Given the amount and duration of Martin's butt kissing I wasn't surprised when he got the safety inspector position. A month later, after his replacement settled in on night shift I start passing him coming into work as I am leaving. Day shift had only amplified his bluster and supreme arrogance and it was obvious to everyone but Martin that people took great pains to avoid him. What pushed it into the realm of the comedic was his totally out of date tie and his short sleeve button-up shirt complete with a nerdy pocket protector he always wore to work. To me, he looked like a controlled obsessed character from a 1960's sitcom that was always on the wrong end of some disaster.
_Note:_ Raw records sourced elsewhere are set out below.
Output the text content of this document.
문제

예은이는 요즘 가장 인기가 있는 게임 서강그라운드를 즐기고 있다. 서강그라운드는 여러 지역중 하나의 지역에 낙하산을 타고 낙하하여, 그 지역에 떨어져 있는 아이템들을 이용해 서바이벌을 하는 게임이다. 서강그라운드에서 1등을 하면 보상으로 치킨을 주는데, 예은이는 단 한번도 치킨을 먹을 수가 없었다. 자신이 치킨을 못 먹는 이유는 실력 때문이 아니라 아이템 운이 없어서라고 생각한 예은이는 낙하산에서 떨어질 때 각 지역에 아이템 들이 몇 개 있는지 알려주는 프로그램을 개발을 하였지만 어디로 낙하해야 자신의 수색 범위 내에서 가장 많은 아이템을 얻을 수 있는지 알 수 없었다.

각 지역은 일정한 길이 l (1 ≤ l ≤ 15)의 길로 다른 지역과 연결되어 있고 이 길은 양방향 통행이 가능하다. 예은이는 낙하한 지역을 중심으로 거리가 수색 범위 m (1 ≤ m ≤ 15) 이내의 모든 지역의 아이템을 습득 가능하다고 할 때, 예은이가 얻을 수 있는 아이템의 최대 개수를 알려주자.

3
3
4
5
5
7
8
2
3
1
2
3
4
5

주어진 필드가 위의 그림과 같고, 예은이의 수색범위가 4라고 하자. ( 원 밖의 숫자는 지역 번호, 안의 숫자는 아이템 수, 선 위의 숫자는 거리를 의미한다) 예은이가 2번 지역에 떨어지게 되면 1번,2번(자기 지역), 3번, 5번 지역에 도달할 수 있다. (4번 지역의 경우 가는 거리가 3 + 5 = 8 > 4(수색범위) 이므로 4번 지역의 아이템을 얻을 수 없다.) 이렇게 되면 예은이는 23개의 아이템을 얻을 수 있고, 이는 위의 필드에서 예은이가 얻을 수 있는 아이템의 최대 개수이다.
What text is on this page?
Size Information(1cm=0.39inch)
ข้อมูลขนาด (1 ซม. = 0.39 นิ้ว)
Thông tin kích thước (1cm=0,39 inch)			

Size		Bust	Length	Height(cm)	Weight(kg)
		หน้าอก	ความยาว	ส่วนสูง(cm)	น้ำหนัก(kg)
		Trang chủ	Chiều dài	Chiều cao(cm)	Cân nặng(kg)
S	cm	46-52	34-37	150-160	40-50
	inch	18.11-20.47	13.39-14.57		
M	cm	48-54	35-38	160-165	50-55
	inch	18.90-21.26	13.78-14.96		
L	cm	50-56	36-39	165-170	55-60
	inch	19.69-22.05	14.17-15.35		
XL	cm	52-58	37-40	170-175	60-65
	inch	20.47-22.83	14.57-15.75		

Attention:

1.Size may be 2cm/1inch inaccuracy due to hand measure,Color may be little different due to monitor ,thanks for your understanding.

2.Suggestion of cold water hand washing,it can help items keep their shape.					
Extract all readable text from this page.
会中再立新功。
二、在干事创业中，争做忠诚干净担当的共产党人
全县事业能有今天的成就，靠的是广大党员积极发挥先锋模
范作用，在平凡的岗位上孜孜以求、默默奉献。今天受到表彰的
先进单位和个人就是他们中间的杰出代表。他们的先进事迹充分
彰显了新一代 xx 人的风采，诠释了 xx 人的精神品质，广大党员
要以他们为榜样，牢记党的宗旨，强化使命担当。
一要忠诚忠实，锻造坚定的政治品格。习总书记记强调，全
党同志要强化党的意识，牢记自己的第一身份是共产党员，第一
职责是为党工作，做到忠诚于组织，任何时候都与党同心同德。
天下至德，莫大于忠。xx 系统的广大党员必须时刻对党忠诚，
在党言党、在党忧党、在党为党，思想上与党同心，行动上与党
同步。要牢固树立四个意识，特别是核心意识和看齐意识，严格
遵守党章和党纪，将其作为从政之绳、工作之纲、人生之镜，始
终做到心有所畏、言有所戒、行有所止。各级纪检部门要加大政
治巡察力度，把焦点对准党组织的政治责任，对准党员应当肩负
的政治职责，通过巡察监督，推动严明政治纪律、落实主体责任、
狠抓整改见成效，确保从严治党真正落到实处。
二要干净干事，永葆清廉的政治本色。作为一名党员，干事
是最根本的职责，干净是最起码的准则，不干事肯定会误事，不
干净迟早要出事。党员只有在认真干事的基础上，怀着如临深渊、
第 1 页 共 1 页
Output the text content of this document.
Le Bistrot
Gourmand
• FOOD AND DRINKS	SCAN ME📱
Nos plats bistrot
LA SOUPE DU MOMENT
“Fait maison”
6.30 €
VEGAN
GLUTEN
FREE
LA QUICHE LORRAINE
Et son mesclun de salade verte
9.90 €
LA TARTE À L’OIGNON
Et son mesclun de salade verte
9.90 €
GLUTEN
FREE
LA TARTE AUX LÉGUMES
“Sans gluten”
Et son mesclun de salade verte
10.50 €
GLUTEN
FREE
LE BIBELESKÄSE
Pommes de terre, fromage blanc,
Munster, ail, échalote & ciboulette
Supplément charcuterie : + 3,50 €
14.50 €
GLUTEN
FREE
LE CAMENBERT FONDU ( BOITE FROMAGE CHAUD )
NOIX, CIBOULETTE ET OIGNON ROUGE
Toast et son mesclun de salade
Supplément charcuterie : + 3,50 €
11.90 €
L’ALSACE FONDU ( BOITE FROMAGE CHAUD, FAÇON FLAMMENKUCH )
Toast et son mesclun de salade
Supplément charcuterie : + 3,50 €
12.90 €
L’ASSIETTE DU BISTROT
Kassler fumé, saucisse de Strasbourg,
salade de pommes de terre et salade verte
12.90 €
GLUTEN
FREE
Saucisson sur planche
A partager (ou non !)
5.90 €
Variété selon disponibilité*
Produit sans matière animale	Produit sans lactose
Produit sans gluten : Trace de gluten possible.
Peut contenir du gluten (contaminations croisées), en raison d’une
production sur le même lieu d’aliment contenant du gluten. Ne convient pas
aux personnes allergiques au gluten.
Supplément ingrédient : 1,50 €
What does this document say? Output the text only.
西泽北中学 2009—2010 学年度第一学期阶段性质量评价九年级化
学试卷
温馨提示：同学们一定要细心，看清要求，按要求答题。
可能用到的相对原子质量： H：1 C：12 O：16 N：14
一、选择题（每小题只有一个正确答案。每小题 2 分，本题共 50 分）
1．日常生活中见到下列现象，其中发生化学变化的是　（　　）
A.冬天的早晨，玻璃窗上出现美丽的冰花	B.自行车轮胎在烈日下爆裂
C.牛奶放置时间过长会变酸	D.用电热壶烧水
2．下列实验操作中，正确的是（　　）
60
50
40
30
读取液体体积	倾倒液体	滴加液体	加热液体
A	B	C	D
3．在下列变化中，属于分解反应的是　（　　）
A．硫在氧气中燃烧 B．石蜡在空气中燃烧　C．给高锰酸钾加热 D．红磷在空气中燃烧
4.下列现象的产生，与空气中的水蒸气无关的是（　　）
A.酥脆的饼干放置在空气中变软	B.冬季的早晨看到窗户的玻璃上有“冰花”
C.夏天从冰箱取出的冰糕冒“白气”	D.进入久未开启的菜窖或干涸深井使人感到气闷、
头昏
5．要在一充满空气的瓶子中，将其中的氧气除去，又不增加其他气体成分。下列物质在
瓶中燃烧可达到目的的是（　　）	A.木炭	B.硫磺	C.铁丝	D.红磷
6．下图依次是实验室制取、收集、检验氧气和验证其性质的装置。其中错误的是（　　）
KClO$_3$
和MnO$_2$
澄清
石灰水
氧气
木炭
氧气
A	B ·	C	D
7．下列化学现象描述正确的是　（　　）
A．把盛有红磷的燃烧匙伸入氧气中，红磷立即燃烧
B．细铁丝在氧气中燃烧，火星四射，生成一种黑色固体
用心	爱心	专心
That is exactly what started to happened six weeks later. Anyone with the least little bit of awareness could have seen the signs but that left Martin out in the cold. The first was how the contract with the temp service was not renewed. In good times the plant had anywhere from twenty to thirty temporary workers filling in the gaps and generally doing all the dirty work. One day they were met by security as they tried to clock in and told to turn in their company ID's and go home. The next sign was how all overtime was forbidden, even having ten minutes over the standard forty-hours would get someone written up. The final sign was when I saw security and senior management standing at the time clock thirty minutes before night shift ended.



Incredibly they left night shift alone, it sort of made sense because we were always understaffed. But day shift was different, it was generally bloated with too many employees and to correct that it seemed as if one out of five people walking through the entrance was stopped and turned around. Just as I was about to swipe my badge to clock out Martin walked through the door. Almost out of nowhere Hank appeared with two security guards and the head of human resources nearby. They intercepted Martin and pulled him aside.



Poor Martin had a truly idiotic smile on his face, which probably originated from some belief that he would be immune from the ongoing slaughter. Hank and the human resources person leaned in close and told hims something in private. The look on Martin's face quickly flashed from astonishment, to disbelief, to anger, then to barely controlled rage.



“I have years of seniority in this plant!” He screamed at Hank who now was sporting a truly sinister smile.



“Yeah, you did Martin,” Hank replied loud enough for everyone to hear. “But that evaporated when you took the safety job. Now you're just a glorified new hire.”



Rage now mixed with intense hate on Martin's face and he stood there for several seconds obviously reeling from the news that not only had he screwed himself but was dealing with the possibility that he had been setup in some fashion he just couldn't quite figure out.



Just as one of the security guards reached for him Martin let loose with a guttural scream that came from the darkest regions of someone's soul. Martin tried to attack Hank but the other security guard quickly hit him with a tazer that had him convulsing on the factory floor like a fish out of water.



The last I saw of Martin was him being dragged away by security. He caught sight of me and while he still looked to be in a murderous rage he also looked totally lost and alone silently mouthing the question, “Why are they doing this to me?”

4 comments:

Gorilla Bananas said...

A modern-day parable on how pride comes before a fall. It's a pity the security guard didn't wag his finger at Martin and quote from the Bible:
"Pride goeth before destruction, and an haughty spirit before a fall."

Pixel Peeper said...

There seems to be a Martin or two at every company. Sometimes they come back a week or two later, followed by a headline in the paper: Disgruntled former employee kills six in shooting rampage.

Susan Flett Swiderski said...

Gee, I'm not sure, but I think Martin worked with me at the hospital. Different name, but his character's the same.

Good job!

lime said...

if only....the butt-kissers i worked with kept their jobs.